Set in 1954, Dennis Lehane's Shutter Island is like M. Night Shyamalan's The Sixth Sense. The novel captivates and submerges the reader in a constant and eerie surrealism. The mystery is founded on confusion and vague facts; nothing seems real, or authentic. Nothing makes much sense...until the end. The entire time, Lehane is building toward something explosive and deadly, and the last one hundred pages deliver a climax of mind-rattling intensity.
A ferry runs every few days from the shores of Boston to Aschecliffe Hospital located on Shutter Island. The hospital, for the most criminally insane people, can easily care for two hundred people, but there are less than seventy patients on the island when U.S. Marshal Teddy Daniels and his partner Chuck Aule arrived. They have been sent to assist in locating a missing psychotic female patient, Rachel Solando.
Apparently, Solando has done the impossible and managed to escape from of a locked cell, slip unseen past a group of orderlies playing cards, and get beyond two other guarded checkpoints. It would be an impossible swim from the island back to land, so Solando must still be somewhere on the island. But where? Perhaps the secret coded message she left behind will be just the clue the marshals need to help solve the unexplainable disappearance.
Teddy Daniels jumped at the assignment when it came up. He is concerned about finding the missing patient, but he is also full of ulterior motives. When his wife died in an apartment fire, the fire-starter was sentenced to spend the rest of his life at Aschecliffe. Part of him wants to confront the man responsible for his wife's death. Part of him wants to kill the guy.

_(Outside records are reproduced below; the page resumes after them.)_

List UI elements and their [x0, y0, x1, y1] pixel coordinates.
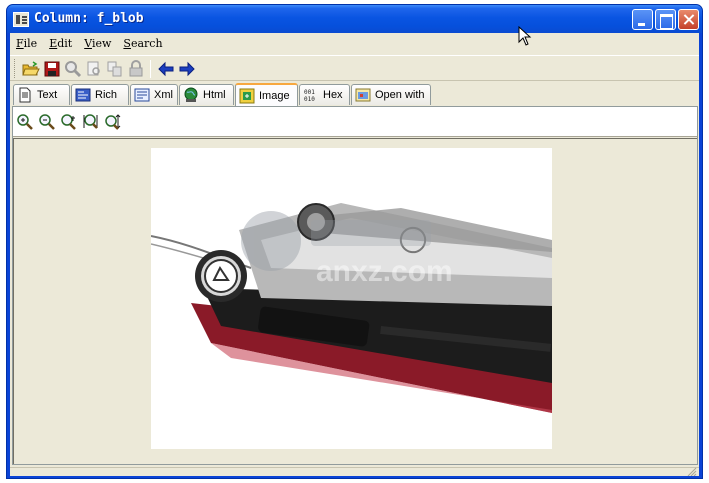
window-title: Column: f_blob: [34, 11, 144, 26]
find-icon[interactable]: [64, 60, 82, 78]
maximize-icon: [656, 10, 675, 29]
blob-image: anxz.com: [151, 148, 552, 449]
zoom-stretch-icon[interactable]: [104, 113, 121, 130]
xml-icon: [134, 88, 150, 102]
save-icon[interactable]: [43, 60, 61, 78]
svg-text:anxz.com: anxz.com: [316, 255, 453, 288]
toolbar-grip[interactable]: [14, 59, 17, 78]
phone-photo: anxz.com: [151, 148, 552, 449]
close-icon: [679, 10, 698, 29]
rich-text-icon: [75, 88, 91, 102]
maximize-button[interactable]: [655, 9, 676, 30]
tab-label: Hex: [323, 89, 343, 101]
resize-grip-icon[interactable]: [687, 467, 697, 476]
forward-arrow-icon[interactable]: [178, 60, 196, 78]
open-folder-icon[interactable]: [22, 60, 40, 78]
tab-label: Rich: [95, 89, 118, 101]
client-area: File Edit View Search Text Rich Xml Html…: [10, 33, 699, 476]
minimize-button[interactable]: [632, 9, 653, 30]
status-bar: [10, 467, 699, 476]
zoom-out-icon[interactable]: [38, 113, 55, 130]
svg-text:010: 010: [304, 96, 315, 103]
svg-text:001: 001: [304, 89, 315, 96]
image-viewer[interactable]: anxz.com: [13, 138, 697, 464]
app-icon[interactable]: [13, 12, 29, 27]
tab-text[interactable]: Text: [13, 84, 70, 105]
back-arrow-icon[interactable]: [157, 60, 175, 78]
copy-icon[interactable]: [106, 60, 124, 78]
menu-search[interactable]: Search: [117, 33, 168, 53]
toolbar: [10, 55, 699, 81]
tab-hex[interactable]: 001 010 Hex: [299, 84, 350, 105]
zoom-actual-icon[interactable]: [82, 113, 99, 130]
tab-xml[interactable]: Xml: [130, 84, 178, 105]
text-page-icon: [19, 87, 31, 103]
menu-file[interactable]: File: [10, 33, 43, 53]
menu-view[interactable]: View: [78, 33, 117, 53]
menu-bar: File Edit View Search: [10, 33, 699, 53]
tab-image[interactable]: Image: [235, 83, 298, 106]
tab-html[interactable]: Html: [179, 84, 234, 105]
view-tabs: Text Rich Xml Html Image 001 010 Hex Ope…: [10, 83, 699, 106]
zoom-fit-icon[interactable]: [60, 113, 77, 130]
mouse-cursor-icon: [518, 26, 532, 46]
lock-icon[interactable]: [127, 60, 145, 78]
title-bar[interactable]: Column: f_blob: [7, 5, 702, 33]
image-icon: [239, 88, 255, 103]
minimize-icon: [633, 10, 652, 29]
tab-label: Text: [37, 89, 58, 101]
zoom-in-icon[interactable]: [16, 113, 33, 130]
hex-icon: 001010: [304, 89, 315, 103]
toolbar-separator: [150, 60, 151, 78]
tab-label: Image: [259, 89, 290, 102]
tab-open-with[interactable]: Open with: [351, 84, 431, 105]
tab-label: Open with: [375, 89, 425, 101]
app-window: Column: f_blob File Edit View Search Tex…: [6, 4, 703, 479]
open-with-icon: [355, 88, 371, 102]
menu-edit[interactable]: Edit: [43, 33, 78, 53]
print-preview-icon[interactable]: [85, 60, 103, 78]
tab-label: Xml: [154, 89, 173, 101]
close-button[interactable]: [678, 9, 699, 30]
tab-label: Html: [203, 89, 226, 101]
zoom-toolbar: [13, 107, 697, 137]
tab-rich[interactable]: Rich: [71, 84, 129, 105]
tab-panel: anxz.com: [12, 106, 698, 465]
html-globe-icon: [184, 87, 198, 102]
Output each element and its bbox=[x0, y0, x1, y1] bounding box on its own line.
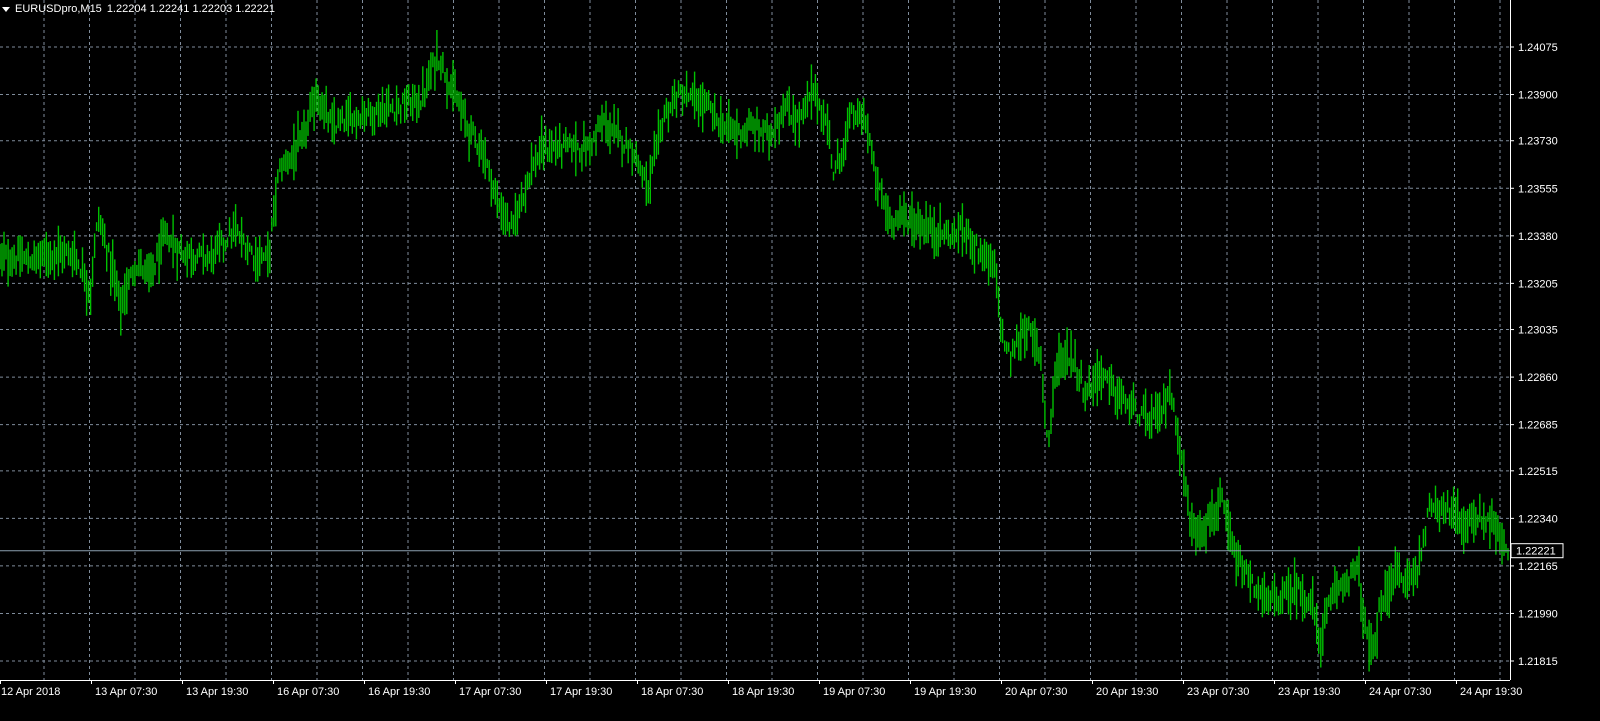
symbol-timeframe-label: EURUSDpro,M15 bbox=[15, 3, 102, 15]
time-tick-label: 13 Apr 19:30 bbox=[186, 686, 248, 698]
current-price-label: 1.22221 bbox=[1516, 546, 1556, 558]
price-tick-label: 1.22340 bbox=[1518, 513, 1558, 525]
price-tick-label: 1.22515 bbox=[1518, 466, 1558, 478]
ohlc-values: 1.22204 1.22241 1.22203 1.22221 bbox=[106, 3, 276, 15]
price-tick-label: 1.24075 bbox=[1518, 42, 1558, 54]
price-tick-label: 1.22165 bbox=[1518, 561, 1558, 573]
price-tick-label: 1.22685 bbox=[1518, 420, 1558, 432]
time-tick-label: 20 Apr 07:30 bbox=[1005, 686, 1067, 698]
time-tick-label: 23 Apr 07:30 bbox=[1187, 686, 1249, 698]
price-tick-label: 1.23380 bbox=[1518, 231, 1558, 243]
price-tick-label: 1.23205 bbox=[1518, 278, 1558, 290]
time-tick-label: 12 Apr 2018 bbox=[1, 686, 60, 698]
price-tick-label: 1.21990 bbox=[1518, 608, 1558, 620]
time-tick-label: 18 Apr 19:30 bbox=[732, 686, 794, 698]
time-tick-label: 23 Apr 19:30 bbox=[1278, 686, 1340, 698]
time-tick-label: 17 Apr 19:30 bbox=[550, 686, 612, 698]
time-tick-label: 17 Apr 07:30 bbox=[459, 686, 521, 698]
price-tick-label: 1.23900 bbox=[1518, 90, 1558, 102]
time-tick-label: 13 Apr 07:30 bbox=[95, 686, 157, 698]
price-tick-label: 1.23035 bbox=[1518, 325, 1558, 337]
time-tick-label: 18 Apr 07:30 bbox=[641, 686, 703, 698]
chart-header: EURUSDpro,M15 1.22204 1.22241 1.22203 1.… bbox=[2, 3, 275, 15]
chart-window[interactable]: 1.24075 1.23900 1.23730 1.23555 1.23380 1.232… bbox=[0, 0, 1600, 716]
price-tick-label: 1.23730 bbox=[1518, 136, 1558, 148]
dropdown-triangle-icon[interactable] bbox=[2, 6, 10, 12]
time-tick-label: 16 Apr 19:30 bbox=[368, 686, 430, 698]
time-tick-label: 19 Apr 07:30 bbox=[823, 686, 885, 698]
time-tick-label: 16 Apr 07:30 bbox=[277, 686, 339, 698]
time-tick-label: 24 Apr 07:30 bbox=[1369, 686, 1431, 698]
price-chart[interactable]: 1.24075 1.23900 1.23730 1.23555 1.23380 1.232… bbox=[0, 0, 1600, 716]
time-tick-label: 20 Apr 19:30 bbox=[1096, 686, 1158, 698]
time-tick-label: 24 Apr 19:30 bbox=[1460, 686, 1522, 698]
price-tick-label: 1.23555 bbox=[1518, 183, 1558, 195]
time-tick-label: 19 Apr 19:30 bbox=[914, 686, 976, 698]
price-tick-label: 1.21815 bbox=[1518, 656, 1558, 668]
price-tick-label: 1.22860 bbox=[1518, 372, 1558, 384]
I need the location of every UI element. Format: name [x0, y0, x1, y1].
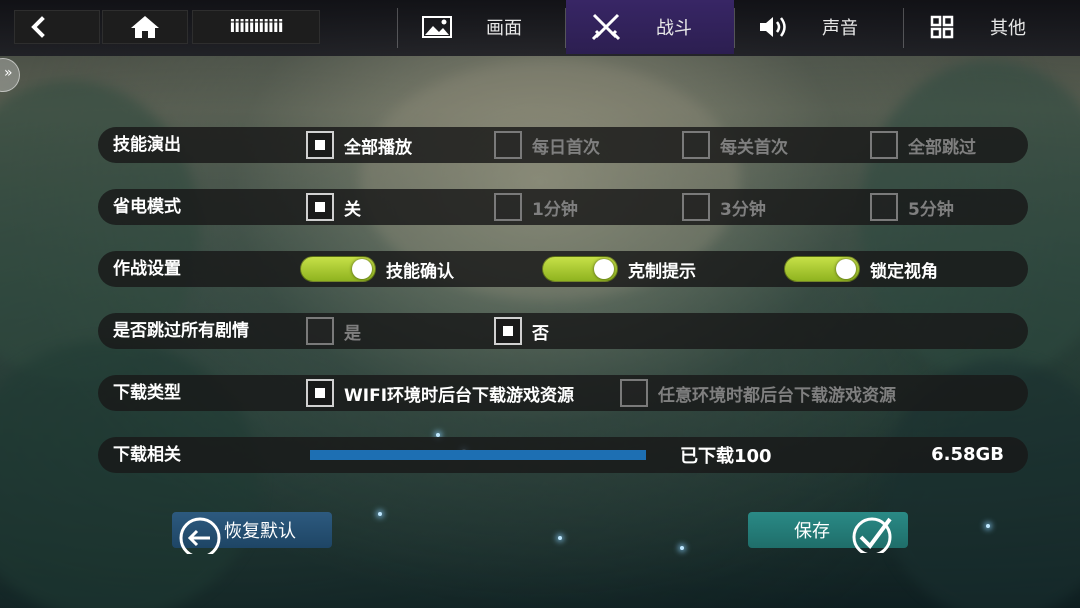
- option-skip-story-no[interactable]: 否: [494, 317, 549, 345]
- option-label: 每关首次: [720, 137, 788, 158]
- tab-divider: [397, 8, 398, 48]
- settings-row-download: 下载相关 已下载100 6.58GB: [98, 437, 1028, 473]
- download-progress-fill: [310, 450, 646, 460]
- settings-row-skip-story: 是否跳过所有剧情 是 否: [98, 313, 1028, 349]
- checkbox[interactable]: [620, 379, 648, 407]
- check-circle-icon: [852, 517, 892, 553]
- checkbox[interactable]: [870, 193, 898, 221]
- checkbox-checked[interactable]: [306, 131, 334, 159]
- tab-battle-label: 战斗: [656, 18, 692, 39]
- toggle-switch-on[interactable]: [784, 256, 860, 282]
- toggle-lock-camera[interactable]: 锁定视角: [784, 255, 938, 283]
- restore-defaults-button[interactable]: 恢复默认: [172, 512, 332, 554]
- toggle-label: 克制提示: [628, 261, 696, 282]
- option-label: 任意环境时都后台下载游戏资源: [658, 385, 896, 406]
- toggle-label: 技能确认: [386, 261, 454, 282]
- back-arrow-icon: [31, 16, 45, 38]
- checkbox-checked[interactable]: [306, 379, 334, 407]
- tab-sound[interactable]: 声音: [736, 0, 902, 54]
- option-label: 全部播放: [344, 137, 412, 158]
- option-download-any[interactable]: 任意环境时都后台下载游戏资源: [620, 379, 896, 407]
- home-icon: [131, 16, 159, 38]
- checkbox-checked[interactable]: [306, 193, 334, 221]
- download-progress-text: 已下载100: [680, 446, 772, 467]
- row-label: 省电模式: [113, 197, 181, 217]
- checkbox[interactable]: [494, 131, 522, 159]
- option-label: WIFI环境时后台下载游戏资源: [344, 385, 575, 406]
- save-label: 保存: [794, 521, 830, 542]
- crossed-swords-icon: [591, 13, 621, 41]
- restore-defaults-label: 恢复默认: [224, 521, 296, 542]
- option-label: 关: [344, 199, 361, 220]
- option-power-save-1min[interactable]: 1分钟: [494, 193, 578, 221]
- top-bar: iiiiiiiiiii 画面 战斗 声音 其他: [0, 0, 1080, 56]
- tab-other[interactable]: 其他: [906, 0, 1080, 54]
- option-label: 否: [532, 323, 549, 344]
- option-skill-anim-daily[interactable]: 每日首次: [494, 131, 600, 159]
- tab-divider: [734, 8, 735, 48]
- tab-display[interactable]: 画面: [400, 0, 565, 54]
- toggle-counter-hint[interactable]: 克制提示: [542, 255, 696, 283]
- checkbox[interactable]: [682, 193, 710, 221]
- checkbox-checked[interactable]: [494, 317, 522, 345]
- tab-battle[interactable]: 战斗: [566, 0, 734, 54]
- option-label: 每日首次: [532, 137, 600, 158]
- row-label: 下载相关: [113, 445, 181, 465]
- image-icon: [422, 16, 452, 38]
- row-label: 下载类型: [113, 383, 181, 403]
- settings-row-battle: 作战设置 技能确认 克制提示 锁定视角: [98, 251, 1028, 287]
- double-chevron-right-icon: »: [4, 65, 13, 81]
- toggle-switch-on[interactable]: [300, 256, 376, 282]
- side-drawer-handle[interactable]: »: [0, 58, 20, 92]
- tab-display-label: 画面: [486, 18, 522, 39]
- toggle-skill-confirm[interactable]: 技能确认: [300, 255, 454, 283]
- settings-row-skill-animation: 技能演出 全部播放 每日首次 每关首次 全部跳过: [98, 127, 1028, 163]
- checkbox[interactable]: [870, 131, 898, 159]
- download-size: 6.58GB: [931, 444, 1004, 465]
- toggle-label: 锁定视角: [870, 261, 938, 282]
- user-name: iiiiiiiiiii: [229, 17, 283, 37]
- settings-row-download-type: 下载类型 WIFI环境时后台下载游戏资源 任意环境时都后台下载游戏资源: [98, 375, 1028, 411]
- option-skill-anim-per-stage[interactable]: 每关首次: [682, 131, 788, 159]
- option-label: 全部跳过: [908, 137, 976, 158]
- option-power-save-3min[interactable]: 3分钟: [682, 193, 766, 221]
- settings-row-power-save: 省电模式 关 1分钟 3分钟 5分钟: [98, 189, 1028, 225]
- option-skip-story-yes[interactable]: 是: [306, 317, 361, 345]
- option-label: 1分钟: [532, 199, 578, 220]
- home-button[interactable]: [102, 10, 188, 44]
- option-power-save-off[interactable]: 关: [306, 193, 361, 221]
- option-skill-anim-skip[interactable]: 全部跳过: [870, 131, 976, 159]
- row-label: 作战设置: [113, 259, 181, 279]
- speaker-icon: [760, 17, 786, 37]
- option-label: 是: [344, 323, 361, 344]
- tab-sound-label: 声音: [822, 18, 858, 39]
- option-skill-anim-all[interactable]: 全部播放: [306, 131, 412, 159]
- grid-icon: [930, 15, 954, 39]
- option-download-wifi[interactable]: WIFI环境时后台下载游戏资源: [306, 379, 574, 407]
- row-label: 技能演出: [113, 135, 181, 155]
- row-label: 是否跳过所有剧情: [113, 321, 249, 341]
- back-button[interactable]: [14, 10, 100, 44]
- save-button[interactable]: 保存: [748, 512, 908, 553]
- download-progress-bar: [310, 450, 646, 460]
- checkbox[interactable]: [494, 193, 522, 221]
- checkbox[interactable]: [682, 131, 710, 159]
- checkbox[interactable]: [306, 317, 334, 345]
- option-label: 5分钟: [908, 199, 954, 220]
- user-name-button[interactable]: iiiiiiiiiii: [192, 10, 320, 44]
- toggle-switch-on[interactable]: [542, 256, 618, 282]
- tab-other-label: 其他: [990, 18, 1026, 39]
- back-circle-arrow-icon: [179, 517, 221, 554]
- tab-divider: [903, 8, 904, 48]
- option-power-save-5min[interactable]: 5分钟: [870, 193, 954, 221]
- option-label: 3分钟: [720, 199, 766, 220]
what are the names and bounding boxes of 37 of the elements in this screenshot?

Daniels has been making waves back home, talking up a storm about the island and its experimental treatment on patients and off-the-wall psychology theories. After all, the island has three wards housed in separate buildings and the island's lighthouse is quarantined off by an electrical fence, and armed guards. Something is taking place in that lighthouse, and it's his job to get to the bottom of things.
Perhaps there is sinister plot behind his visit to the isolated hospital. Maybe he didn't choose the assignment; maybe the assignment chose him. When his partner disappears, it confirms that his own life is in jeopardy. The doctors are playing with him, in the same disturbing way in which they play with their patients. He needs to get off the island or risk becoming a patient himself, trapped, drugged and restrained forever.
Shutter Island is a wild ride, an impressive mystery, and an intense psychological thriller. Dennis Lehane is a talented writer, one who understands what readers want and expect in a suspense novel, and he gives it to them in overdose quantities.